帰りのバスの中では流石に疲れが出たのか百合は一言も発しなかった。彼女はただ窓の外をぼうっと眺めていた。
「何だか、大変な一日だったね」バスを降り、家へと向かう道すがら、千絵は軽く伸びをしながらそう言った。
百合はそれに短く、「うん」と答える。
「でも、良かったわね。葛西さんの奥さんも無事で」
「そうだね」
「百合も頑張ったわね」
「え?」
「だって、あなたがいなかったら、もっと大変なことになっていたかもしれないのよ」
「そんなこと……」
「葛西さんもあなたに感謝していたわ」
「本当?」
「ええ」
千絵がそう答えると、百合はぽつりぽつりと独白のように話し出した。
「おばあちゃんを見つけたときね、私どうしたらいいか分からなくて……。とにかくどうにかしないとって救急車だけは呼んだんだけど、それだけしか出来なくて。もし、あそこにいたのが本物の看護師さんだったら、もっと何か出来たのかなあ」
百合の声には沙織を助けた達成感より、何も出来なかった無力感のほうが強く表れていた。
そんな百合の声を聞きながら、千絵は、「馬鹿ね」と言った。
「看護師だろうとなかろうと、あなたじゃなかったらあの場所に奥さんがいるなんてきっと気付かなかったはずよ」
「それはそうかもしれないけど……」
「あなただから彼女を助けることが出来た。それは間違いのない事実よ。だから誇ってもいいと思うわ」
「うん……」百合はそう答えたが、まだ納得してはいない様子だ。
「まあ、悔しいわよね。
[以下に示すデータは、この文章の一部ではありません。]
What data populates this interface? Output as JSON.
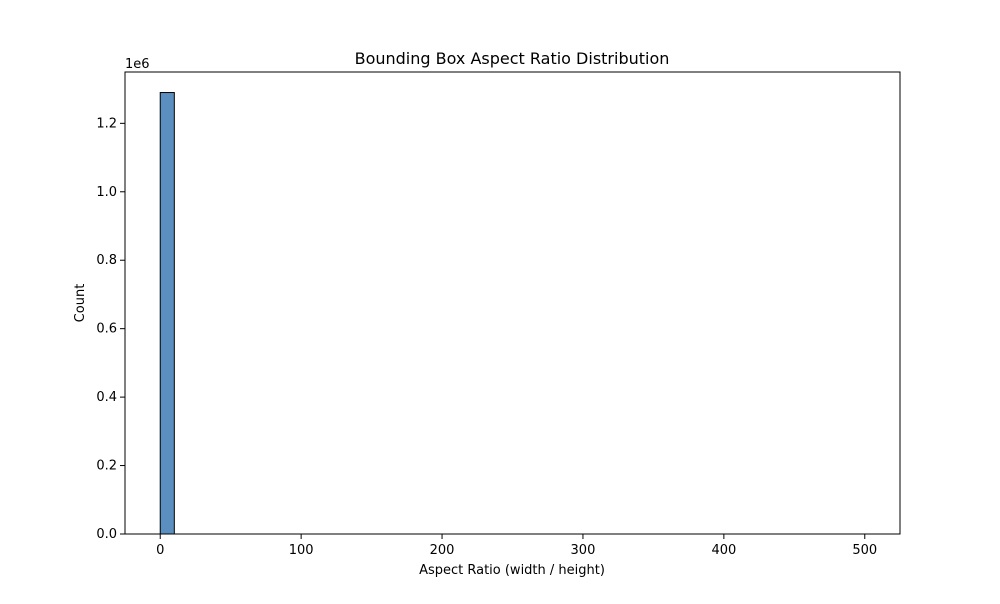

何も出来ないのって」
「え?」
百合が千絵の顔を見上げる。
「自分にもっと出来ることがあったならって、そういうの私にも少しは分かるから」
「お姉ちゃんにも?」
「ええ」
「そういうとき、お姉ちゃんはどうするの?」
「私なら――」
歩きながら千絵は百合の問いに考えを巡らした。だが、一向にそれらしい答えは出て来なかった。
何も考えず、ただひたすら人の命を刈り続ける自分には正しい答えを導き出すことは不可能だろう。
仮に正しい答えを知っていたとしても、誤った答えを享受してしまっている自分にはもうその道をたどることは出来ない。
だから逆に尋ねていた。
「百合はどうすればいいと思う?」
「私? 私は同じようなことがあったとき、今度はちゃんと出来るようになりたい、かな」
「何だ、分かってるじゃない」千絵はそう言って百合の頭をこつんと叩いた。「なら、悩む必要なんてないわ」
「そうだね、うん」百合は叩かれた頭を押さえながら答える。「何かちょっとナーバスになっちゃってたのかも」
「まったく、あなたは人に気を使い過ぎなのよ」千絵は大げさに呆れたふりをする。「それよりも今のあなたには他に集中しなくちゃならないことがあるでしょう?」
「えー、今、それ言う?」
膨れっ面を浮かべる百合を見て、千絵は声を上げて笑った。